Peggy: I’m beginning to really like Lucas Giraut and his twisted sense of humor. He hires a four-piece mariachi band for the “unnumbered” (repeated four times) birthday party of his evil mother. (I mean, who really likes mariachi bands wailing about the death of Emiliano Zapata, liberator of the poor?) The aforementioned evil mother and her sycophantic lawyer have completely underestimated Lucas Giraut as he starts taking control of his father’s company and planning the art heist that will restore the gallery to its former glory.
It seems that Giraut is gaining confidence as we read. He even explores the mysterious Apartment 13, where his father went to escape his mother’s abuse. He has poignant descriptions of all the journals he, as a lonely preteen, filled with imaginary drawings of what he thought was in the hidden space. When he finally sees it, it is just a windowless room. His lonely youth is probably why he has bonded with Valentina, who is about as friendless as anyone. He even goes to a basketball game where we see how truly mean everyone is to her.
I get such a kick out of Calvo’s descriptions of people and places—first through repetition, then though subtle comments that let your imagination see the person or place. Of course the mother gets special treatment; her voice is described in three increasingly horrible phrases: “the sound of a 100-year-old tree splitting a roof,” then “splitting a roof and splitting the floor below,” then “pieces of jet fuselage splitting roofs.” I can also imagine Saudade strutting around in his Umbro sweatsuit thinking he looks cool. Or the low-budget production set with moth-eaten curtains taken from an old theater and gauzy curtains adorned with sequins. “Elements trying to represent opulence without any experience of opulence.”

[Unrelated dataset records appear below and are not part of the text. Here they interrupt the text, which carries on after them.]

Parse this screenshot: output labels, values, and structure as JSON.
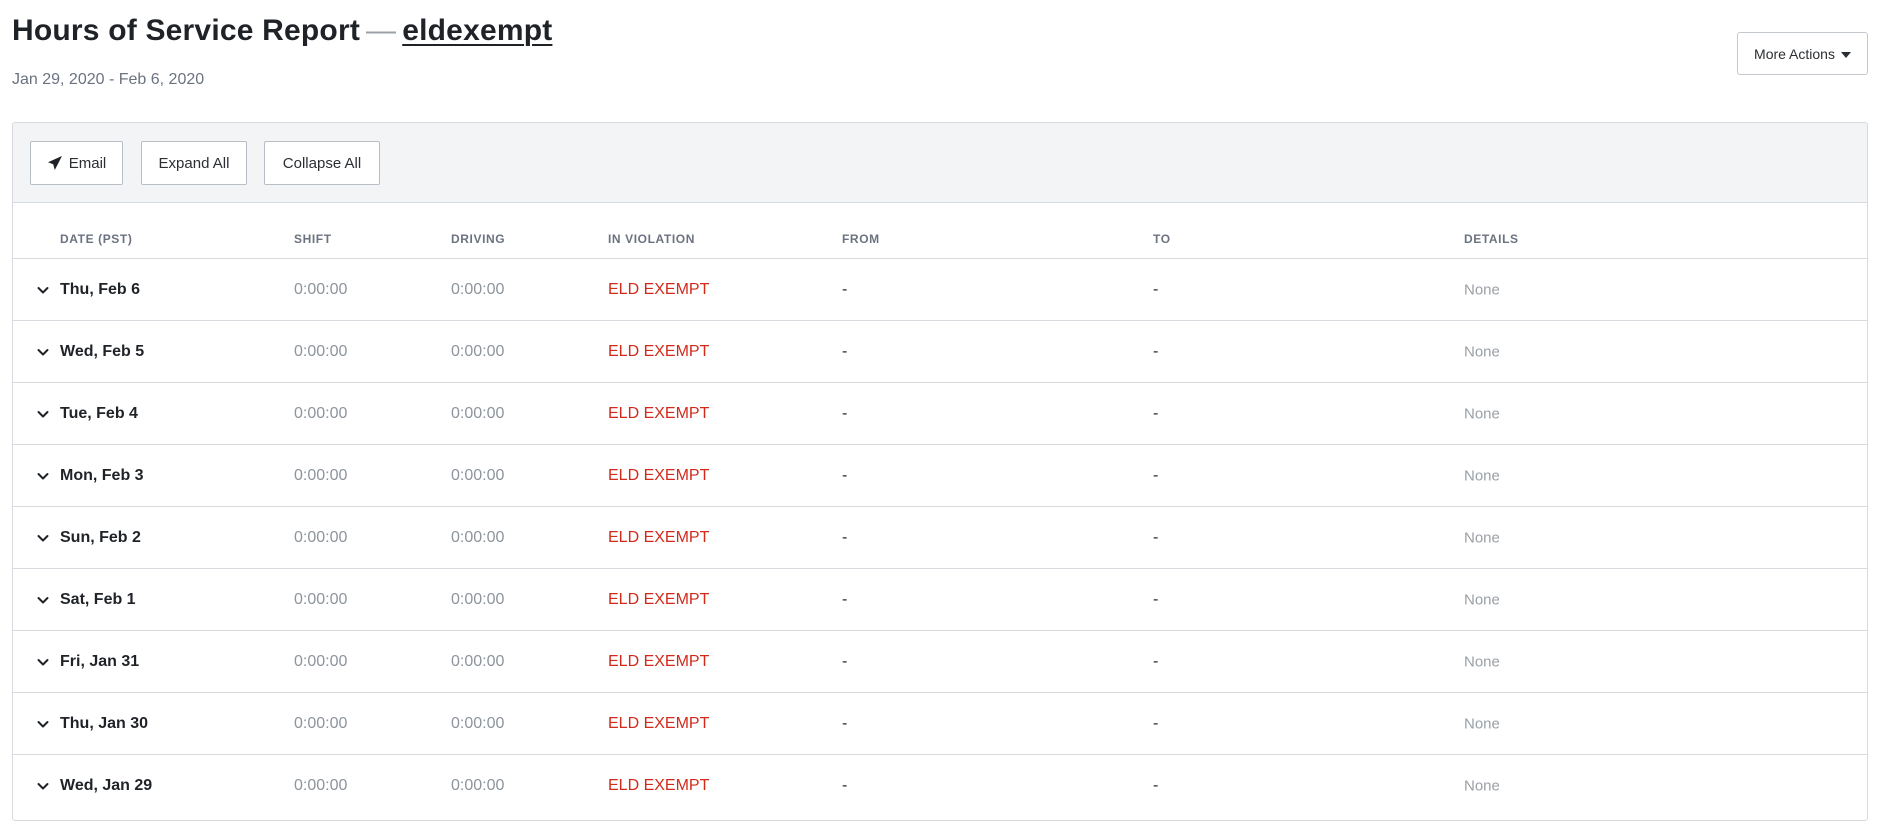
{
  "header": {
    "title": "Hours of Service Report",
    "separator": "—",
    "driver": "eldexempt",
    "date_range": "Jan 29, 2020 - Feb 6, 2020"
  },
  "actions": {
    "more_actions_label": "More Actions"
  },
  "toolbar": {
    "email_label": "Email",
    "expand_label": "Expand All",
    "collapse_label": "Collapse All"
  },
  "columns": [
    "DATE (PST)",
    "SHIFT",
    "DRIVING",
    "IN VIOLATION",
    "FROM",
    "TO",
    "DETAILS"
  ],
  "rows": [
    {
      "date": "Thu, Feb 6",
      "shift": "0:00:00",
      "driving": "0:00:00",
      "violation": "ELD EXEMPT",
      "from": "-",
      "to": "-",
      "details": "None"
    },
    {
      "date": "Wed, Feb 5",
      "shift": "0:00:00",
      "driving": "0:00:00",
      "violation": "ELD EXEMPT",
      "from": "-",
      "to": "-",
      "details": "None"
    },
    {
      "date": "Tue, Feb 4",
      "shift": "0:00:00",
      "driving": "0:00:00",
      "violation": "ELD EXEMPT",
      "from": "-",
      "to": "-",
      "details": "None"
    },
    {
      "date": "Mon, Feb 3",
      "shift": "0:00:00",
      "driving": "0:00:00",
      "violation": "ELD EXEMPT",
      "from": "-",
      "to": "-",
      "details": "None"
    },
    {
      "date": "Sun, Feb 2",
      "shift": "0:00:00",
      "driving": "0:00:00",
      "violation": "ELD EXEMPT",
      "from": "-",
      "to": "-",
      "details": "None"
    },
    {
      "date": "Sat, Feb 1",
      "shift": "0:00:00",
      "driving": "0:00:00",
      "violation": "ELD EXEMPT",
      "from": "-",
      "to": "-",
      "details": "None"
    },
    {
      "date": "Fri, Jan 31",
      "shift": "0:00:00",
      "driving": "0:00:00",
      "violation": "ELD EXEMPT",
      "from": "-",
      "to": "-",
      "details": "None"
    },
    {
      "date": "Thu, Jan 30",
      "shift": "0:00:00",
      "driving": "0:00:00",
      "violation": "ELD EXEMPT",
      "from": "-",
      "to": "-",
      "details": "None"
    },
    {
      "date": "Wed, Jan 29",
      "shift": "0:00:00",
      "driving": "0:00:00",
      "violation": "ELD EXEMPT",
      "from": "-",
      "to": "-",
      "details": "None"
    }
  ],
  "icons": {
    "email": "paper-plane-icon",
    "row_toggle": "chevron-down-icon",
    "menu": "caret-down-icon"
  },
  "colors": {
    "violation": "#d12a1b",
    "muted": "#8d949c",
    "toolbar_bg": "#f3f4f5",
    "border": "#d7dbe0"
  }
}
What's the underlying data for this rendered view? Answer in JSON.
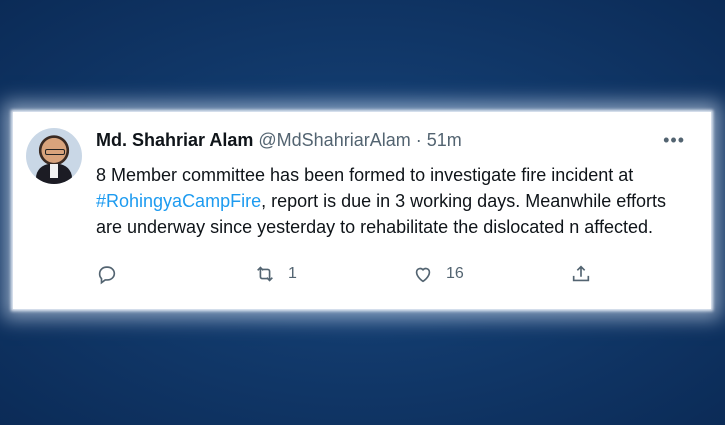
{
  "tweet": {
    "author_name": "Md. Shahriar Alam",
    "handle": "@MdShahriarAlam",
    "separator": "·",
    "time": "51m",
    "more": "•••",
    "text_before": "8 Member committee has been formed to investigate fire incident at ",
    "hashtag": "#RohingyaCampFire",
    "text_after": ", report is due in 3 working days. Meanwhile efforts are underway since yesterday to rehabilitate the dislocated n affected.",
    "actions": {
      "reply_count": "",
      "retweet_count": "1",
      "like_count": "16"
    }
  },
  "icons": [
    "reply-icon",
    "retweet-icon",
    "like-icon",
    "share-icon",
    "more-icon"
  ],
  "colors": {
    "background": "#0b2b57",
    "link": "#1d9bf0",
    "text": "#0f1419",
    "muted": "#536471"
  }
}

All the characters are starting to come together as the plot develops little by little. Poor, broke Eric is going to be in on the art heist with Saudade and fat Manta. Would-be Russian rapist Pavel, with his Bob Marley t-shirt and pointy dreadlocks, is going to be in on it, too, because Saudade says he doesn’t mind working with Russians but he doesn’t trust rich kid Eric. Iris keeps coming back in too, while Eric supplies the porn director with coke. I agree with you, Laura; she is turning out to be really interesting. I loved it when she put out the cigarette on that slimy guy’s face.